Low response to controlled ovarian stimulation (COH) implies a reduced number of embryos and impaired pregnancy rate. Follicular priming with steroids prior to COH has been suggested to improve the subsequent ovarian response.
To determine the best follicular priming protocol in low responders and to investigate the intrafollicular mechanisms triggered by steroid-hormone priming.
Single center, randomized, parallel, open-label, controlled trial, in two phases.
University-based IVF Unit.
Potential low responders (n=99) underwent a first ICSI cycle. Confirmed low responders (n=66) were randomized to different priming protocols prior to a new ICSI.
Randomized patients underwent one of the following priming strategies: transdermal testosterone (T:20 μ g/kg/day), transdermal estradiol (E:200 μ g/day) or combined oral contraceptive pills (EOCP:30 μ g of ethinyl-estradiol plus 150 μ g of desogestrel administered during the luteal phase of two consecutive cycles) and 4 mg/day of estradiol valerate during the follicular phase between them.
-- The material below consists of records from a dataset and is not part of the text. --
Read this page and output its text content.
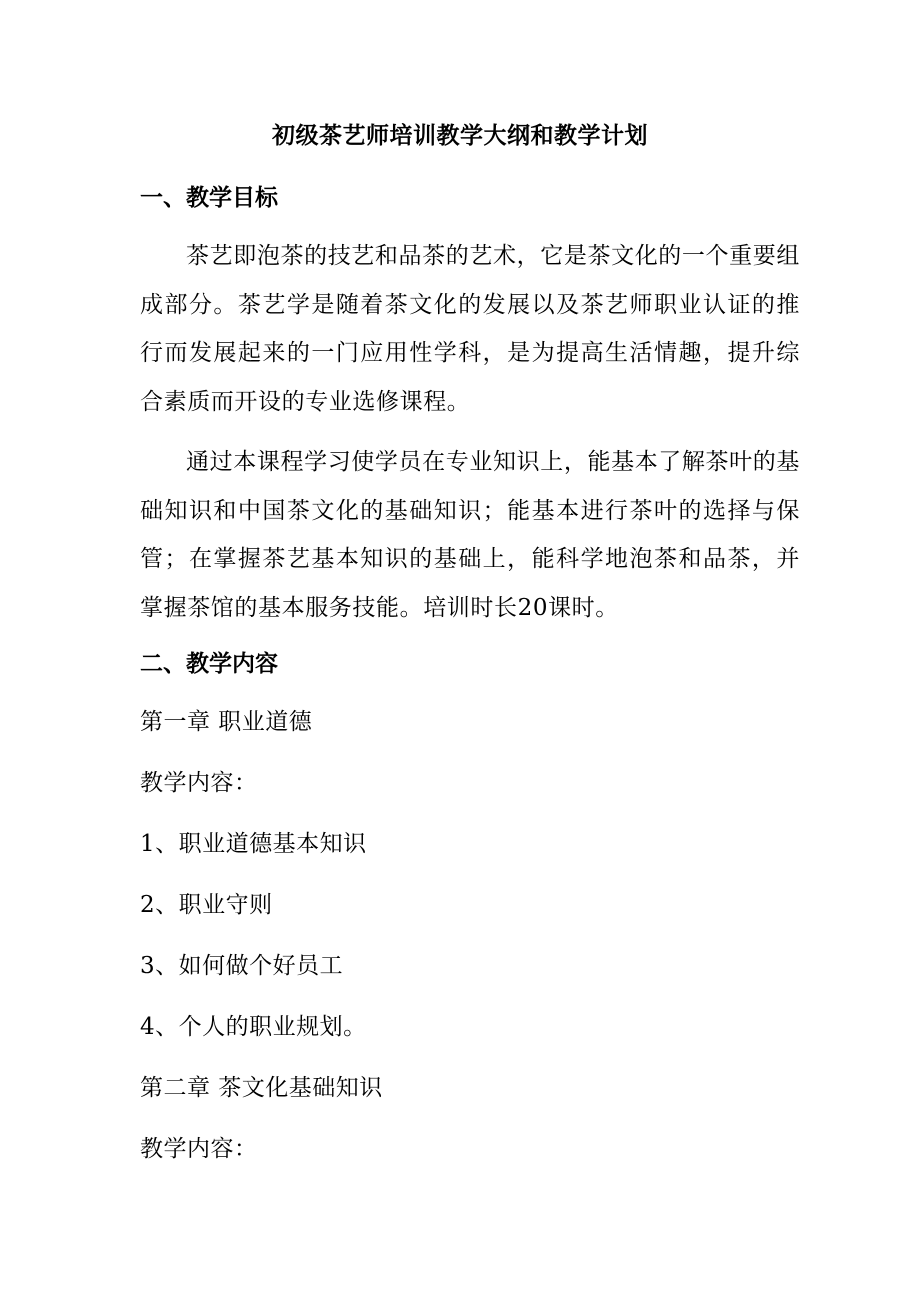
初级茶艺师培训教学大纲和教学计划
一、教学目标
茶艺即泡茶的技艺和品茶的艺术，它是茶文化的一个重要组成部分。茶艺学是随着茶文化的发展以及茶艺师职业认证的推行而发展起来的一门应用性学科，是为提高生活情趣，提升综合素质而开设的专业选修课程。
通过本课程学习使学员在专业知识上，能基本了解茶叶的基础知识和中国茶文化的基础知识；能基本进行茶叶的选择与保管；在掌握茶艺基本知识的基础上，能科学地泡茶和品茶，并掌握茶馆的基本服务技能。培训时长20课时。
二、教学内容
第一章 职业道德
教学内容：
1、职业道德基本知识
2、职业守则
3、如何做个好员工
4、个人的职业规划。
第二章 茶文化基础知识
教学内容：
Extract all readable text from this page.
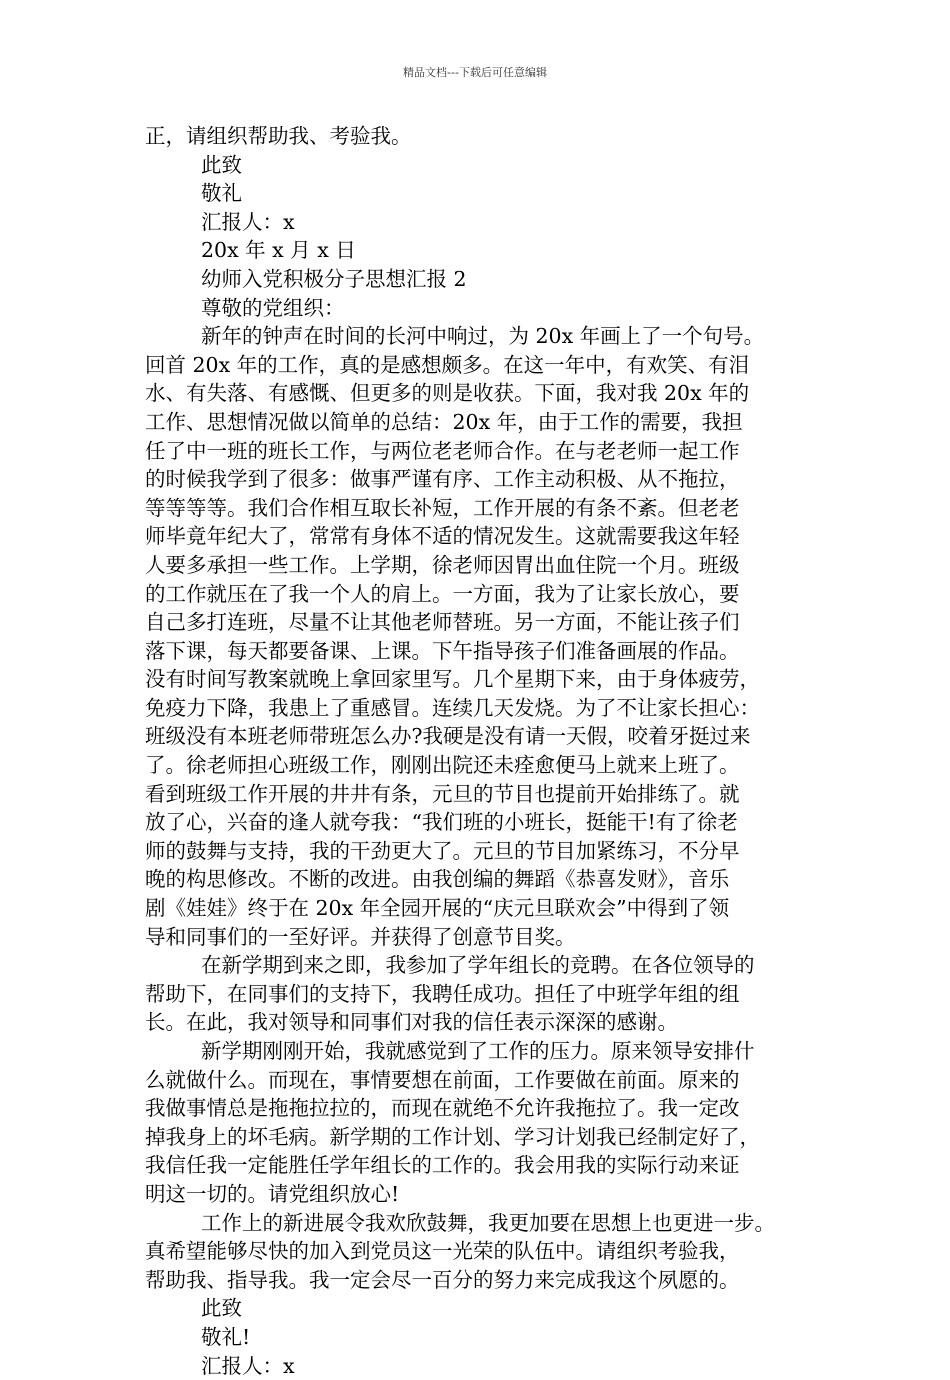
精品文档---下载后可任意编辑
正，请组织帮助我、考验我。
此致
敬礼
汇报人：x
20x 年 x 月 x 日
幼师入党积极分子思想汇报 2
尊敬的党组织：
新年的钟声在时间的长河中响过，为 20x 年画上了一个句号。
回首 20x 年的工作，真的是感想颇多。在这一年中，有欢笑、有泪
水、有失落、有感慨、但更多的则是收获。下面，我对我 20x 年的
工作、思想情况做以简单的总结：20x 年，由于工作的需要，我担
任了中一班的班长工作，与两位老老师合作。在与老老师一起工作
的时候我学到了很多：做事严谨有序、工作主动积极、从不拖拉，
等等等等。我们合作相互取长补短，工作开展的有条不紊。但老老
师毕竟年纪大了，常常有身体不适的情况发生。这就需要我这年轻
人要多承担一些工作。上学期，徐老师因胃出血住院一个月。班级
的工作就压在了我一个人的肩上。一方面，我为了让家长放心，要
自己多打连班，尽量不让其他老师替班。另一方面，不能让孩子们
落下课，每天都要备课、上课。下午指导孩子们准备画展的作品。
没有时间写教案就晚上拿回家里写。几个星期下来，由于身体疲劳，
免疫力下降，我患上了重感冒。连续几天发烧。为了不让家长担心：
班级没有本班老师带班怎么办?我硬是没有请一天假，咬着牙挺过来
了。徐老师担心班级工作，刚刚出院还未痊愈便马上就来上班了。
看到班级工作开展的井井有条，元旦的节目也提前开始排练了。就
放了心，兴奋的逢人就夸我：“我们班的小班长，挺能干!有了徐老
师的鼓舞与支持，我的干劲更大了。元旦的节目加紧练习，不分早
晚的构思修改。不断的改进。由我创编的舞蹈《恭喜发财》，音乐
剧《娃娃》终于在 20x 年全园开展的“庆元旦联欢会”中得到了领
导和同事们的一至好评。并获得了创意节目奖。
在新学期到来之即，我参加了学年组长的竞聘。在各位领导的
帮助下，在同事们的支持下，我聘任成功。担任了中班学年组的组
长。在此，我对领导和同事们对我的信任表示深深的感谢。
新学期刚刚开始，我就感觉到了工作的压力。原来领导安排什
么就做什么。而现在，事情要想在前面，工作要做在前面。原来的
我做事情总是拖拖拉拉的，而现在就绝不允许我拖拉了。我一定改
掉我身上的坏毛病。新学期的工作计划、学习计划我已经制定好了，
我信任我一定能胜任学年组长的工作的。我会用我的实际行动来证
明这一切的。请党组织放心!
工作上的新进展令我欢欣鼓舞，我更加要在思想上也更进一步。
真希望能够尽快的加入到党员这一光荣的队伍中。请组织考验我，
帮助我、指导我。我一定会尽一百分的努力来完成我这个夙愿的。
此致
敬礼!
汇报人：x
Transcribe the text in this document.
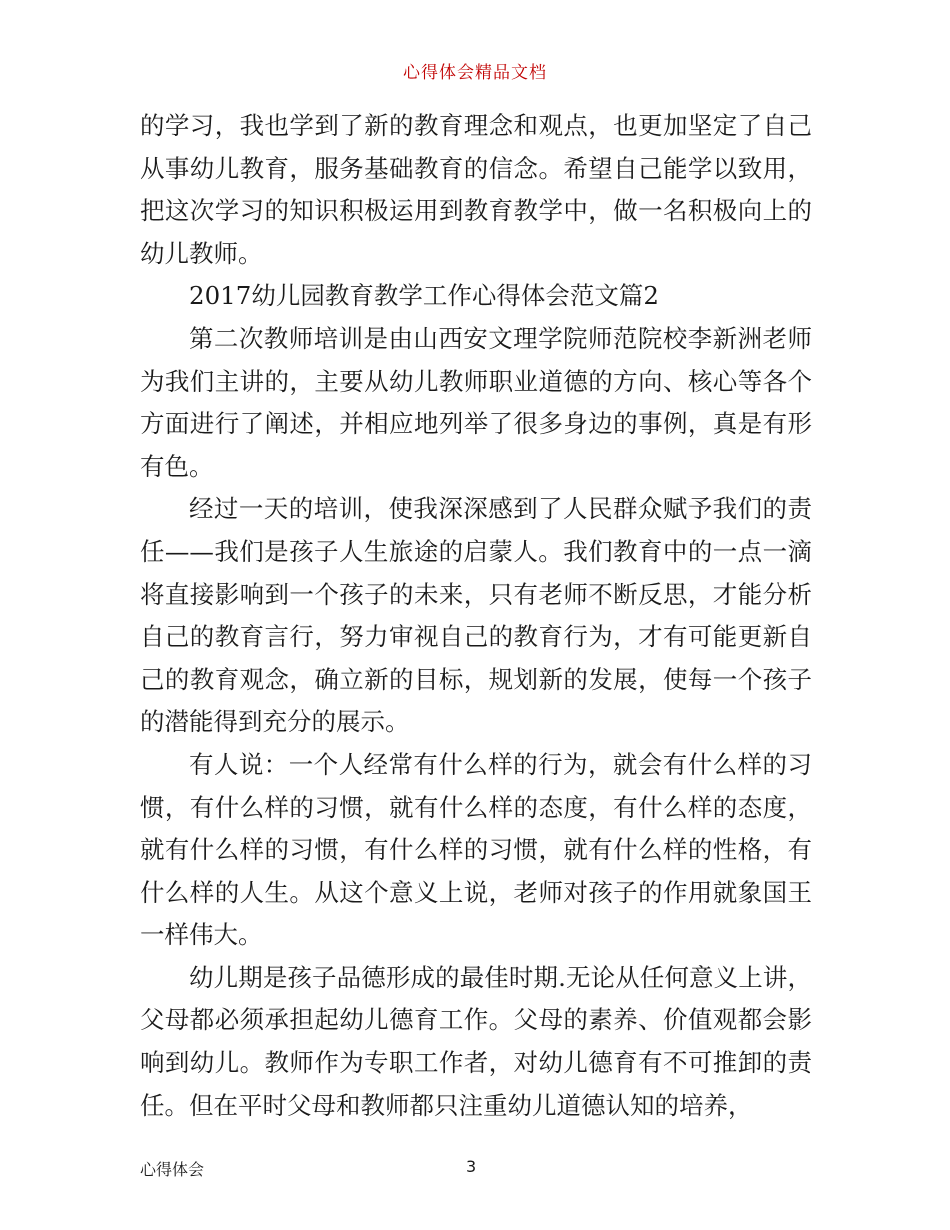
心得体会精品文档

的学习，我也学到了新的教育理念和观点，也更加坚定了自己从事幼儿教育，服务基础教育的信念。希望自己能学以致用，把这次学习的知识积极运用到教育教学中，做一名积极向上的幼儿教师。

2017幼儿园教育教学工作心得体会范文篇2

第二次教师培训是由山西安文理学院师范院校李新洲老师为我们主讲的，主要从幼儿教师职业道德的方向、核心等各个方面进行了阐述，并相应地列举了很多身边的事例，真是有形有色。

经过一天的培训，使我深深感到了人民群众赋予我们的责任——我们是孩子人生旅途的启蒙人。我们教育中的一点一滴将直接影响到一个孩子的未来，只有老师不断反思，才能分析自己的教育言行，努力审视自己的教育行为，才有可能更新自己的教育观念，确立新的目标，规划新的发展，使每一个孩子的潜能得到充分的展示。

有人说：一个人经常有什么样的行为，就会有什么样的习惯，有什么样的习惯，就有什么样的态度，有什么样的态度，就有什么样的习惯，有什么样的习惯，就有什么样的性格，有什么样的人生。从这个意义上说，老师对孩子的作用就象国王一样伟大。

幼儿期是孩子品德形成的最佳时期.无论从任何意义上讲，父母都必须承担起幼儿德育工作。父母的素养、价值观都会影响到幼儿。教师作为专职工作者，对幼儿德育有不可推卸的责任。但在平时父母和教师都只注重幼儿道德认知的培养，

心得体会	3
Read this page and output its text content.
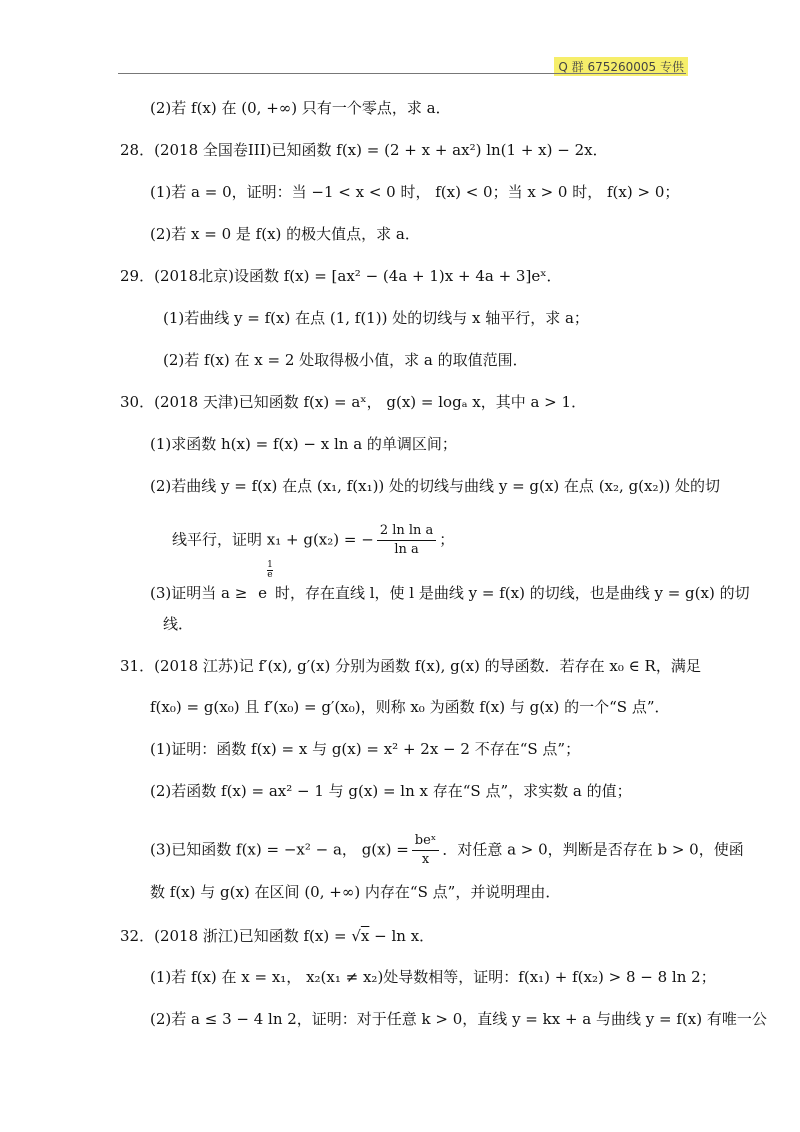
Q 群 675260005 专供
(2)若 f(x) 在 (0, +∞) 只有一个零点，求 a．
28．(2018 全国卷III)已知函数 f(x) = (2 + x + ax²) ln(1 + x) − 2x．
(1)若 a = 0，证明：当 −1 < x < 0 时， f(x) < 0；当 x > 0 时， f(x) > 0；
(2)若 x = 0 是 f(x) 的极大值点，求 a．
29．(2018北京)设函数 f(x) = [ax² − (4a + 1)x + 4a + 3]eˣ．
(1)若曲线 y = f(x) 在点 (1, f(1)) 处的切线与 x 轴平行，求 a；
(2)若 f(x) 在 x = 2 处取得极小值，求 a 的取值范围．
30．(2018 天津)已知函数 f(x) = aˣ， g(x) = logₐ x，其中 a > 1．
(1)求函数 h(x) = f(x) − x ln a 的单调区间；
(2)若曲线 y = f(x) 在点 (x₁, f(x₁)) 处的切线与曲线 y = g(x) 在点 (x₂, g(x₂)) 处的切
线平行，证明 x₁ + g(x₂) = − $\frac{\text{2 ln ln a}}{\text{ln a}}$ ；
(3)证明当 a ≥ e
$\frac{1}{e}$
时，存在直线 l，使 l 是曲线 y = f(x) 的切线，也是曲线 y = g(x) 的切
线．
31．(2018 江苏)记 f′(x), g′(x) 分别为函数 f(x), g(x) 的导函数．若存在 x₀ ∈ R，满足
f(x₀) = g(x₀) 且 f′(x₀) = g′(x₀)，则称 x₀ 为函数 f(x) 与 g(x) 的一个“S 点”．
(1)证明：函数 f(x) = x 与 g(x) = x² + 2x − 2 不存在“S 点”；
(2)若函数 f(x) = ax² − 1 与 g(x) = ln x 存在“S 点”，求实数 a 的值；
(3)已知函数 f(x) = −x² − a， $g(x) = \frac{\text{beˣ}}{x}$ ．对任意 a > 0，判断是否存在 b > 0，使函
数 f(x) 与 g(x) 在区间 (0, +∞) 内存在“S 点”，并说明理由．
32．(2018 浙江)已知函数 f(x) = √x − ln x．
(1)若 f(x) 在 x = x₁， x₂(x₁ ≠ x₂)处导数相等，证明：f(x₁) + f(x₂) > 8 − 8 ln 2；
(2)若 a ≤ 3 − 4 ln 2，证明：对于任意 k > 0，直线 y = kx + a 与曲线 y = f(x) 有唯一公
Metaphase II (MII) oocytes retrieved. Gene expression in granulosa cells of steroidogenesis enzymes and the following receptors: FSH, LH and androgen.
The number of retrieved MII didn't differ between interventional groups (T:2.2±2.0; E:2.7±1.7; EOCP:2.0±1.3; n.s). When compared to non-primed cycles, estradiol pretreatment yielded more MII oocytes (Primed:2.7±1.7; Non-primed:1.6±1.2; p=0.029) although clinical pregnancy rate was higher in patients treated with testosterone (p=0.003). Testosterone pre-treatment increased androgen receptor expression (p=0.028) when compared to the previous cycle without priming.
the results of the present trial do not support the superiority of one priming strategy over the others.